Monday, October 25, 2010

Penghasilan 5 Juta Perbulan Itu Didapat Dari Ternak Kutut Kropyok

Siapa setia pelihara yang kecil, dia akan dibesarkan. Siapa bermimpi raih kebesaran, dia akan dikerdilkan. Itu kiat jitu peternak perkutut kropyok (kelas ekonomi). Pepatah bilang, sedikit demi sedikit lama-lama jadi bukit.

Fajar, warga Saradan Madiun telah membuktikan. Dengan aset 100 pasang indukan, tiap bulan, lelaki ini bisa maraup penghasilan Rp 2 juta bersih. Besaran penghasilan lumayan besar untuk takaran peternak kecil yang hidup di pinggiran hutan Saradan.

Penghasilan itu masih ditambah dengan rejeki tiban (rejeki tak terduka).
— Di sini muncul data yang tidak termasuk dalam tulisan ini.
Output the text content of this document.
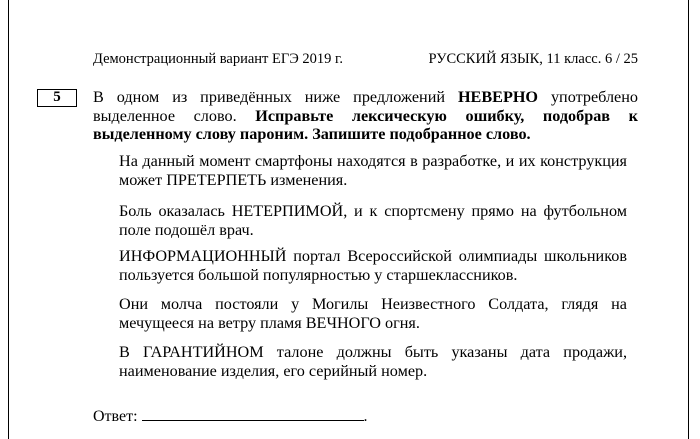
Демонстрационный вариант ЕГЭ 2019 г.	РУССКИЙ ЯЗЫК, 11 класс. 6 / 25
5	В одном из приведённых ниже предложений НЕВЕРНО употреблено выделенное слово. Исправьте лексическую ошибку, подобрав к выделенному слову пароним. Запишите подобранное слово.
На данный момент смартфоны находятся в разработке, и их конструкция может ПРЕТЕРПЕТЬ изменения.
Боль оказалась НЕТЕРПИМОЙ, и к спортсмену прямо на футбольном поле подошёл врач.
ИНФОРМАЦИОННЫЙ портал Всероссийской олимпиады школьников пользуется большой популярностью у старшеклассников.
Они молча постояли у Могилы Неизвестного Солдата, глядя на мечущееся на ветру пламя ВЕЧНОГО огня.
В ГАРАНТИЙНОМ талоне должны быть указаны дата продажи, наименование изделия, его серийный номер.
Ответ:	.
Yakni, manakala dari kandang ternaknya itu muncul piyik perkutut dengan kualitas bagus. Ini mengingat tidak semua materi indukan yang dimiliki berkualitas kropyok. Terdapat beberapa pasang indukan trah burung kampiun. Meski, Fajar sendiri mengaku materi indukan itu dibeli dengan harga kualitas kropyok.

“Sejak buka kandang saya memang berniat ternak kutut kropyok. Tidak terlalu pusing. Asal bisa telur, netas, jadilah duwit. Tidak perlu pusing-pusing pantau ita-itu,” ujarnya.

Sutrisno, warga Munggut, Kabupaten Madiun, lebih-lebih. Begitu berminat ternak perkutut kroyok, dia langsung buka ratusan kandang. Dalam beberapa tahap, kini kandang ternaknya mencapai 450 pasang perkutut.

Tentu, penghasilan rutin bulanan yang didapat pun lebih tinggi. Sekali panen, karyawan PDAM Kabupaten Madiun itu sediktinya bisa mengantongi keuntungan bersih Rp 5 juta.

Perhitungan acaknya, dari 450 pasang indukan, sebulan bisa keluarkan piyik 250 ekor. Satu ekor piyik kropyok dijual seharga Rp 20 ribu. Totalnya, 250 X Rp 20 sama dengan Rp 5 juta.

Untuk biaya perawatan dan gaji seorang perawat, cukup diambilkan dari hasil penjualan piyikan perkutut kualitas sedang secara eceran. Sebab, Sutrisno juga menyelipkan materi indukan berkualitas di antara kandang ternak perkutut kroyoknya itu.

ang sebesar itu, boleh dibilang datang sendiri. Seorang pengepul dari Yogyakarta, saban bulan setia mengambil produksinya. Kalau tidak dari Yogyakarta, sejumlah pedagang burung lokal juga rutin kulakan.

Seperti Fajar, Sutrisno mengaku terjun ke ternak perkutut murni bisnis. “Saya sebenarnya tidak begitu paham perkutut. Makanya yang saya geluti ternak perkutut kropyok,” katanya.

Lantaran, pilihan segmen pasarnya di level bawah, kontruksi kandangnya pun dipilih kontruksi kandang tumpuk. Dengan ukuran mungil. Yakni, panjang 50 cm, tinggi tinggi 50 cm dan lebar 45 cm. Serupa sangkar burung ocehan.

Kandang pembiakan itu dibuat berjejer, dan dipasang di tembok dengan sistem bertingkat-tingkat. Untuk menu pakannya, digunakan campuran foor ayam dan sedikit millet.

Dengan inovasi paling pragmatis kayak gitu, terbukti Sutrisno rauop penghasilan tambahan sekitar Rp 5 juta per bulan.